Gene therapy and optoelectronics could radically upgrade hearing for millions of people

13 min read
A computer graphic shows a gray structure that’s curled like a snail’s shell. A big purple line runs through it. Many clusters of smaller red lines are scattered throughout the curled structure.

Human hearing depends on the cochlea, a snail-shaped structure in the inner ear. A new kind of cochlear implant for people with disabling hearing loss would use beams of light to stimulate the cochlear nerve.

Lakshay Khurana and Daniel Keppeler
Blue

There’s a popular misconception that cochlear implants restore natural hearing. In fact, these marvels of engineering give people a new kind of “electric hearing” that they must learn how to use.

Natural hearing results from vibrations hitting tiny structures called hair cells within the cochlea in the inner ear. A cochlear implant bypasses the damaged or dysfunctional parts of the ear and uses electrodes to directly stimulate the cochlear nerve, which sends signals to the brain.
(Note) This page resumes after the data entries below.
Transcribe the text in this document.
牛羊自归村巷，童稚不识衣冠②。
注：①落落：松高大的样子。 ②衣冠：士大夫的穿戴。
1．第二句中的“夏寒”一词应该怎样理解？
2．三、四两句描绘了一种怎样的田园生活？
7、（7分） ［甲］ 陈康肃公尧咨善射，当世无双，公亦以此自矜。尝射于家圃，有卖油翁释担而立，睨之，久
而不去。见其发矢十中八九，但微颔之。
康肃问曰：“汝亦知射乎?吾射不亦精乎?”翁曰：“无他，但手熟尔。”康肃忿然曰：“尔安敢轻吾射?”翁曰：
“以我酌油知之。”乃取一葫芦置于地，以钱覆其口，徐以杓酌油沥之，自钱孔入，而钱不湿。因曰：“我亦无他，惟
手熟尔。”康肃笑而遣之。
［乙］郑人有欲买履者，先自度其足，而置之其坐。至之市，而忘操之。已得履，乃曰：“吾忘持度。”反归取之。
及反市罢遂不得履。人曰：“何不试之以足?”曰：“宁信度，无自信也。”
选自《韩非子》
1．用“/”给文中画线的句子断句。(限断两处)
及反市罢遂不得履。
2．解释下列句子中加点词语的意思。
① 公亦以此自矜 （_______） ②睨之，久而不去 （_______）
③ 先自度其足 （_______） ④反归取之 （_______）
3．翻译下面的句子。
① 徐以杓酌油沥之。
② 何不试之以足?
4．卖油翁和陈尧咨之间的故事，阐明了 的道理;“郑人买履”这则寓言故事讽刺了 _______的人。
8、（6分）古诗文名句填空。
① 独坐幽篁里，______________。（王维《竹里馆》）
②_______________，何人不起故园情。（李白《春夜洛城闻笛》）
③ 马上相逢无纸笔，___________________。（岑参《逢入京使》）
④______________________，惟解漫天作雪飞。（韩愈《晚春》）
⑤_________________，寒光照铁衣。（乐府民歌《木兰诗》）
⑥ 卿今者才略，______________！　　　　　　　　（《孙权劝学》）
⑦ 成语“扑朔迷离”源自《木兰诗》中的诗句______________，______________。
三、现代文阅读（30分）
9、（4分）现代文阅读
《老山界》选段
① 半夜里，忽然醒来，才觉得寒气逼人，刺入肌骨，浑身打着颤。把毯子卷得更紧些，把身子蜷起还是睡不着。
When my hearing-impaired patients have their cochlear implants turned on for the first time, they often report that voices sound flat and robotic and that background noises blur together and drown out voices. Although users can have many sessions with technicians to “tune” and adjust their implants’ settings to make sounds more pleasant and helpful, there’s a limit to what can be achieved with today’s technology.